# Creating a multiline function with localized variables

I would like to create a function with several expressions in the code body.

For example, I would like to write something like this, but which will actually work.

myFunction[x]:=
y=x
y=y+3;
(y+3)^3


I know that I can do this :

myFunction[x]:=(y=x;y=y+3;(y+3)^3)


But it will be hardly writable if I have a lot of expression to evaluate.

How can I do it?

(I just installed Mathematica and read some tutorials on the internet so my knowledge is veeeeeery basic).
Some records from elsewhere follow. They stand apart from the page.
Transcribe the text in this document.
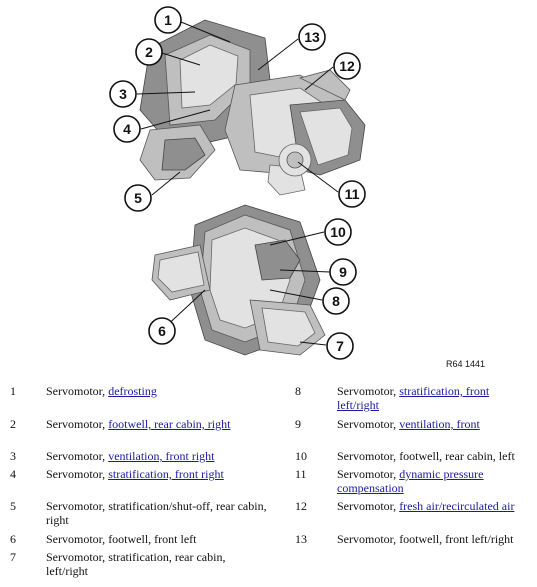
1
2
3
4
5
6
7
8
9
10
11
12
13
R64 1441
1	Servomotor, defrosting
2	Servomotor, footwell, rear cabin, right
3	Servomotor, ventilation, front right
4	Servomotor, stratification, front right
5	Servomotor, stratification/shut-off, rear cabin, right
6	Servomotor, footwell, front left
7	Servomotor, stratification, rear cabin, left/right
8	Servomotor, stratification, front left/right
9	Servomotor, ventilation, front
10	Servomotor, footwell, rear cabin, left
11	Servomotor, dynamic pressure compensation
12	Servomotor, fresh air/recirculated air
13	Servomotor, footwell, front left/right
• Use Module[{y},...] to make y a local variable. You can use newlines, they have no syntactical meaning. – Felix Feb 28 '17 at 15:00
• You mean I should write : myFunction[x]:=Module[{y},y=x;y=y+3;(y+3)^3] And I can do newline between my ";" ? – StarBucK Feb 28 '17 at 15:04
• Take a look reference.wolfram.com/language/howto/… and mathematica.stackexchange.com/a/39464/5478 for more basic tutorials. – Kuba Feb 28 '17 at 15:04
• @Felix in cells they have, unless they are inside expressions. – Kuba Feb 28 '17 at 15:08
• Yes, within Module (or simply parentheses for that matter) you can use a newline for spacing, but you still need ; (CompoundExpression) or you end up multiplying expressions unintentionally. Please see (41091) for more. – Mr.Wizard Feb 28 '17 at 15:11

You should write your function like so:

myFunction[x_] :=
Module[{y},
y = x;
y = y + 3;
(y + 3)^3]


Note the underscore in x_. This makes x into a formal argument that will not be confused with any definition of x you might have made.

Then, even when x and y have global values they will not interfere with either the proper definition of myFunction nor with calls to it.